External Graphics Cards PC

Tue May 26, 2015 7:11 pm

Notiusweb wrote:That's great Tutor, and inspirational - taking an obstacle and creating innovation from it. We all face the world, and either we move forward by exploring, learning, and building, or by tearing things and others down to create the illusion of moving forward. i don't want an illusion, unless it is a 3D rendered image! I have to say, I'n not going to be happy with a plug and play solution unless I can explore pushing the boundaries. I am looking at Amfeltec gear too. In my own experience I'm finding that OCd cards require more attention than their stock clocked twins, I wonder what makes the better expansion, uniformity (adding same identical cards), or upgrade (newer different card, faster OC).

Notiusweb,

I hope that you are having a healthy, happy and prosperous time.

I see abundant wisdom pouring from your mind and your confronting the challenges you're facing.
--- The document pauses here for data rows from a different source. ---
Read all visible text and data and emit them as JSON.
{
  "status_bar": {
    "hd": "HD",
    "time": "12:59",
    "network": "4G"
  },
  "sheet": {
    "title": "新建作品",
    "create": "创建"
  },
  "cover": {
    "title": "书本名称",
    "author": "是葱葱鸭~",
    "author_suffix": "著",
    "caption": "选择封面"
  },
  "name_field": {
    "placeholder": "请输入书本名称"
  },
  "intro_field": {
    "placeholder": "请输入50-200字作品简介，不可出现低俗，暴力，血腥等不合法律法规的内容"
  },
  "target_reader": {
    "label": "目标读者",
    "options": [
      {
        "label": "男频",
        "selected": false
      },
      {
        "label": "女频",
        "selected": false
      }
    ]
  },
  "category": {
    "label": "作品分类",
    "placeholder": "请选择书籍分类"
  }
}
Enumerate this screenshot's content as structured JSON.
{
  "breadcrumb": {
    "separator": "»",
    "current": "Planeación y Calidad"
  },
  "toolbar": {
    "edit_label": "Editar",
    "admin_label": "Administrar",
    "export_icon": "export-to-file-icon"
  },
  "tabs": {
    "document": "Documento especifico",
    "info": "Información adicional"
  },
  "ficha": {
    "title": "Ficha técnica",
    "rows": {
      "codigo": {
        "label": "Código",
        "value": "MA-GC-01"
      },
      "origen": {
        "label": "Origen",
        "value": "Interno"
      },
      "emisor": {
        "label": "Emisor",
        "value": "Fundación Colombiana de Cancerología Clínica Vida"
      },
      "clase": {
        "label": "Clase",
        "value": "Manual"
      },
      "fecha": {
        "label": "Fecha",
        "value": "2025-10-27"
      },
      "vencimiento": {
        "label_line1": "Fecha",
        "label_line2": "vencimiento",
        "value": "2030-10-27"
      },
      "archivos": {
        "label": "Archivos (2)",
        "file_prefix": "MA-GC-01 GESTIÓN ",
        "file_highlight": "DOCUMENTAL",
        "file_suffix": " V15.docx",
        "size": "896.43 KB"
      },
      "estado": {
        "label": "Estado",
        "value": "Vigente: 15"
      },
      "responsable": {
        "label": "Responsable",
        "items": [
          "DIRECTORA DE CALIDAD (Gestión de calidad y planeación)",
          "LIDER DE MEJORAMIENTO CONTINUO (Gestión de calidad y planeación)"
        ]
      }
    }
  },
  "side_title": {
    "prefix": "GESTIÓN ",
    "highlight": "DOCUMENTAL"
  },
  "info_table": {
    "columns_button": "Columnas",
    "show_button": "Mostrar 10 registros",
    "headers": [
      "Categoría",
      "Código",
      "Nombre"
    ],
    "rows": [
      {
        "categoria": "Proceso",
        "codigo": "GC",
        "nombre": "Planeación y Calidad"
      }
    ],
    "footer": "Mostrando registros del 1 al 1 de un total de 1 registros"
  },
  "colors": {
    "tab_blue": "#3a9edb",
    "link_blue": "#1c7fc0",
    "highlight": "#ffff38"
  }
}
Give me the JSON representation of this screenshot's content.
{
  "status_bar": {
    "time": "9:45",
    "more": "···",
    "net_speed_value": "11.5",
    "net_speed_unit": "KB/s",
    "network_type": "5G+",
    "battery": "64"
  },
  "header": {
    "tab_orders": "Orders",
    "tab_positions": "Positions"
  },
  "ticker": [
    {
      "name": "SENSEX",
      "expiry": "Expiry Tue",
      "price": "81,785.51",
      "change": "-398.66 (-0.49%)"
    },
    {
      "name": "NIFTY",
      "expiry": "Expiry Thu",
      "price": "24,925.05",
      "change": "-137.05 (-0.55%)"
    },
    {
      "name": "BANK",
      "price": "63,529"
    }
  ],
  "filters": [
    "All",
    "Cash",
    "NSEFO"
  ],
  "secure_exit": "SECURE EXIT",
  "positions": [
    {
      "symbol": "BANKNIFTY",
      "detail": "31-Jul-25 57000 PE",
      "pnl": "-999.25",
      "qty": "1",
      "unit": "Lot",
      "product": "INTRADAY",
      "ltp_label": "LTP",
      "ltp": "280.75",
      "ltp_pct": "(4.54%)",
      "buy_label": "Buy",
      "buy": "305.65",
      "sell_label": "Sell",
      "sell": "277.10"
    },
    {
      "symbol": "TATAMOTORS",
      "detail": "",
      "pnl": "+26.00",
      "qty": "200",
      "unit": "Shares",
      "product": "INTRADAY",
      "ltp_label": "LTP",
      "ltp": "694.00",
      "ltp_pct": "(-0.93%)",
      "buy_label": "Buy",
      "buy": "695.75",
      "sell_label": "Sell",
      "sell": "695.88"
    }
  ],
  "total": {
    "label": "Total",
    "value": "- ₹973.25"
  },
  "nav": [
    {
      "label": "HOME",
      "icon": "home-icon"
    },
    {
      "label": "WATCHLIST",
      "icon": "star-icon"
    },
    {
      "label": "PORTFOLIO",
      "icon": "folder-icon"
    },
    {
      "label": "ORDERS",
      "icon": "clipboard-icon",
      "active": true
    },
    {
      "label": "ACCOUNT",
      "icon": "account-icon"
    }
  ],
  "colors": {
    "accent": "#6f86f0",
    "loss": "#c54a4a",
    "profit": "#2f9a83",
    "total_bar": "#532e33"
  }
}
I wholly agree with you that "OCd cards require more attention than their stock clocked twins." The terminal, bolded "s" denoting plurality are key. Having and managing a single OCed card isn't usually any more significantly difficult to manage than managing a single reference card, so long as the user isn't trying to derive any more performance from either card than is exhibited by the card when first installed. If either of those single (un-user-tweaked) cards satisfies the user's needs, then all is well.

But not everyone has the same needs. If one is, for example - just as I am, trying to build his/her own animation render farm, then using just a single GPU isn't (yet) feasible to satisfy that need. In fact, for me, having only one system loaded with GPUs (and subject to Otoy's 12 GPU per machine license limit and 12 GPU per single image render license limit) is currently insufficient and unsatisfactory. However, I don't have enough funds to fully build my render farm to completion (?) in one fell swoop; so loading each system with identical GPU cards is neither feasible, nor optimal. I have to work at achieving my goal incrementally. Those increments span time. Over those spans of time, newer, faster GPUs become available. Thus, it is imperative that one in my situation face each obstacle and creatively innovated from it. Facing that challenge requires "exploring, learning, and building" and since I do not have infinite funding it also may require, as it is at this juncture of my system construction, tearing down some of the systems that I've built in the past, which is where I'm at now.

Continuous learning is paramount to my rendering capability expansion. We can learn from others who might have different reasons for achieving the same objectives. Recently, I been exploring the exploits of my distant cousins who are bit-coin miners. Their needs are similar, although their ultimate objective may, at first blush, appear to be different. Consolidating my GPUs into fewer systems is now dictated by space, electrical power, license cost (per system), rendering speed, acquisition of newer, faster GPUs and efficiency concerns, among others. Most of these concerns aren't alien to bit-coiners.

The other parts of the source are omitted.